Vous en avez entendu parler, vous
vous posez des questions sur la vraie nature de cette séduction qui s’alterne à
la déstabilisation, au dénigrement, à la violence verbale la plus cinglante et
qui provoque à la fois un fort sentiment de culpabilité et un puissant besoin
de justifier la personne qui en est à l’origine.
Les agissements communs à tous
les manipulateurs/manipulatrices ne sont pas très nombreux, on en parle beaucoup.
On peut citer: séduction, dénigrement, incapacité à se remettre en question (sauf
si « s’excuser » leur permet, par stratégie, d’obtenir un avantage),
tentatives (la plupart du temps réussies) d’isolement de la famille et des amis, répondre dans le flou, rejeter
la faute sur les autres, changement de comportement selon les situations, déni
de la réalité, besoin compulsif de gâcher les beaux moments, menaces,
chantages, critiques systématiques (il y a toujours une bonne raison pour que
ça n’aille pas), maniement parfois redoutable de la rhétorique (un quelconque
sujet abordé se retourne contre nous), indifférence au besoins et aux désir des
autres, ……
On parle moins de la possibilité que cette reconnaissance se fasse au travers de ce que ces agissements provoquent
chez ceux qui les subissent.
Nous pouvons bien évidemment
reconnaitre un manipulateur ou une manipulatrice uniquement par le biais de l’analyse
de ses comportements mais à conditions d’avoir la juste distance pour en
déduire la juste stratégie à mettre en place.
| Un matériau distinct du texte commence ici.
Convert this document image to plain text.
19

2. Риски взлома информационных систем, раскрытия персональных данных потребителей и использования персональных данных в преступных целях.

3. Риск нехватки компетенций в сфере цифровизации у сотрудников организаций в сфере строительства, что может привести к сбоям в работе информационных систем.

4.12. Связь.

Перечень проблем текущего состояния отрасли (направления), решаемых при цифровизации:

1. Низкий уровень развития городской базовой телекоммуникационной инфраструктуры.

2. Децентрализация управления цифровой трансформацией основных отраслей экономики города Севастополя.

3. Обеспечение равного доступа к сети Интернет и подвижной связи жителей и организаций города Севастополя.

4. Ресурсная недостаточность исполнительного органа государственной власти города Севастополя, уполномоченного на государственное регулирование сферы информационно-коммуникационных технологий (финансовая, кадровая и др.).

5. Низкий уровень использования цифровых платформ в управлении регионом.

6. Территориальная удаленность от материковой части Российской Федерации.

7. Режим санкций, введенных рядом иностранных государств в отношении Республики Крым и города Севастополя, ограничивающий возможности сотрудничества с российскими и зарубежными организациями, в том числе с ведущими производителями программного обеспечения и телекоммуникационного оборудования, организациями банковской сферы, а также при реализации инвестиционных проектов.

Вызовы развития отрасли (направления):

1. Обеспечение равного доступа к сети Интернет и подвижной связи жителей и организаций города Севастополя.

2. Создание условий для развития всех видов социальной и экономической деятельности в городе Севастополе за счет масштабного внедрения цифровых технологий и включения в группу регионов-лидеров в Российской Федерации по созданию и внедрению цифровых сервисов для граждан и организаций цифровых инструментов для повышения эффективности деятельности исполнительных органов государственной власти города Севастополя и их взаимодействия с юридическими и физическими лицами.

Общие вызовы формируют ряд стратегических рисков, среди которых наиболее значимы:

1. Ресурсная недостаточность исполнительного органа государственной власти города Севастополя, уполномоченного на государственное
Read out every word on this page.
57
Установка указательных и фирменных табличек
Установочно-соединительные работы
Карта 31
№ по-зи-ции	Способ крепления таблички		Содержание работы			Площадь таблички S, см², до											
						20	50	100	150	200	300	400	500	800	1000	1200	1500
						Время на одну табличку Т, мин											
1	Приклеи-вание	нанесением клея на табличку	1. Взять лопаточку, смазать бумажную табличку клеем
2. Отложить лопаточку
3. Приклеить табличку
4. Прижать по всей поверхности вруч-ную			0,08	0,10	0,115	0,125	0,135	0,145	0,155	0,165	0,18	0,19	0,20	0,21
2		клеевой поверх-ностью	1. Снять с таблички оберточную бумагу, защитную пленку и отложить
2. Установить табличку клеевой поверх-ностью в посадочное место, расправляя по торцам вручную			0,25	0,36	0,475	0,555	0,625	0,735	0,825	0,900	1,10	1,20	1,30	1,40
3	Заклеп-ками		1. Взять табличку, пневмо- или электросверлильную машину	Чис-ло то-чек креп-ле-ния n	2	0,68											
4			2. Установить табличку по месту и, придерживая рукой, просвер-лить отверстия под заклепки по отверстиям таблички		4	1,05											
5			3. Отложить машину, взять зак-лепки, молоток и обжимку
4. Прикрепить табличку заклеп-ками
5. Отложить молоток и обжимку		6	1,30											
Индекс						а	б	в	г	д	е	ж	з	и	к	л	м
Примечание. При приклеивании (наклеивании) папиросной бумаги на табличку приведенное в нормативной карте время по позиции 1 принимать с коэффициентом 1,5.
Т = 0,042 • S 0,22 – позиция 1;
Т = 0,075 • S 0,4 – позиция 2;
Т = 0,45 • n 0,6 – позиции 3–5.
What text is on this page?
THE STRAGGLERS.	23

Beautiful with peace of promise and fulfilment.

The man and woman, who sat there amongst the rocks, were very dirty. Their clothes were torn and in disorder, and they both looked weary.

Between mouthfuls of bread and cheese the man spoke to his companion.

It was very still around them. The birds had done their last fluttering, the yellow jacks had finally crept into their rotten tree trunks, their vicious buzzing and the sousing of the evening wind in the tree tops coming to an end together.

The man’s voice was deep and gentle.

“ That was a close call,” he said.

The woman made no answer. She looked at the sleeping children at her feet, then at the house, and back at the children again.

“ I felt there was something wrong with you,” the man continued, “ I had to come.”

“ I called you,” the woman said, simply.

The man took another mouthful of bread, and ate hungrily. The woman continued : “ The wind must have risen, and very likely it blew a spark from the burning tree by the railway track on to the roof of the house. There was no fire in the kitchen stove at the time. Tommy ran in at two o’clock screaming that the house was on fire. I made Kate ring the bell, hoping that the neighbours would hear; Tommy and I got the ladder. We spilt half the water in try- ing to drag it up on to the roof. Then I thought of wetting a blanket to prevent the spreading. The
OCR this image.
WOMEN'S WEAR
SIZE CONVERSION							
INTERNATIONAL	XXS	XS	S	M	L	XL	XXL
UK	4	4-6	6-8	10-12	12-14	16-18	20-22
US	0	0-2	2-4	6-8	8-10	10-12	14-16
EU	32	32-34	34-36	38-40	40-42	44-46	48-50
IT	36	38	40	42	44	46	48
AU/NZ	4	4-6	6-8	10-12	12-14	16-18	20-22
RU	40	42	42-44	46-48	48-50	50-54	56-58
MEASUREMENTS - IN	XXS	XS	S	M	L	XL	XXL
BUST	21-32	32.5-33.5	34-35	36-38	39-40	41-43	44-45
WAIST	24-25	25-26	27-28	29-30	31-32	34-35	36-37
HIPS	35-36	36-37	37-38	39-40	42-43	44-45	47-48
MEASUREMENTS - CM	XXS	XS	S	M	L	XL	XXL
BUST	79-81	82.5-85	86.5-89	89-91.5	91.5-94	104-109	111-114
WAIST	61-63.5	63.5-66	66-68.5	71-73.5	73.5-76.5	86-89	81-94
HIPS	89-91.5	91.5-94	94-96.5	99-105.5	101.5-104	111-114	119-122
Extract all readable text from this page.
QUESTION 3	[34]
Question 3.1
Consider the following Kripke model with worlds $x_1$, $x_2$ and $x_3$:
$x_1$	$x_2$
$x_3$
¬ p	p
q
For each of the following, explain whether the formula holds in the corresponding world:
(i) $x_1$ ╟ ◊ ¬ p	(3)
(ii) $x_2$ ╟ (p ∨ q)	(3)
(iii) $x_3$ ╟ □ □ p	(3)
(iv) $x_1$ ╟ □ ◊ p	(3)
Dans la plupart des cas, au
moment où on analyse ces comportements, cette juste distance n’est pas encore intégrée.
Elle peut se déclencher
rapidement mais parfois un profond sentiment d’inaptitude et de culpabilité envahit
les personnes confrontées à ces situations.
"Si en lisant toutes ces
caractéristiques je devrais être en mesure de reconnaitre la nature perverse de
la personne que j’ai en face et je n’y arrive pas c’est parce que je n’ai pas
les capacités nécessaires pour y arriver".
C’est un gaspillage d’énergie et
de temps qui épuise, une double culpabilisation.
"Non seulement je l'ai cherché en plus je n'arrive pas à m'en détacher. Je suis vraiment un/une incapable, il/elle avait raison"
Tenter de reconnaitre la vraie
nature de ces êtres au travers de ce que ces comportements provoquent en nous
peut se révéler un exercice intéressant car il nous met face à l’obligation d’accepter
que tout ressenti est « légitime » et si une émotion, une réaction est
là c’est parce que nous appartient et en tant que telle nous pouvons la percevoir comme « légitime ».
Il est incontestable que les êtres humains sont tous différents (ça n'a pas le même sens pour les personnalités manipulatrices) mais j’ai pu constater que les réactions et les ressentis face aux
agissements de manipulation les plus connus, ceux que j’appelle « les
caractéristiques de base », le fil rouge qui fait que tous les
manipulateurs se ressemblent, sont très similaires chez toutes les « victimes ».
Je pense que comprendre que le
lien entre cause et effet n’est pas la conséquence d’un défaut ou une incapacité appartenant à celui ou celle qui a subi l'emprise est
un passage fondamental auquel il faut donner priorité.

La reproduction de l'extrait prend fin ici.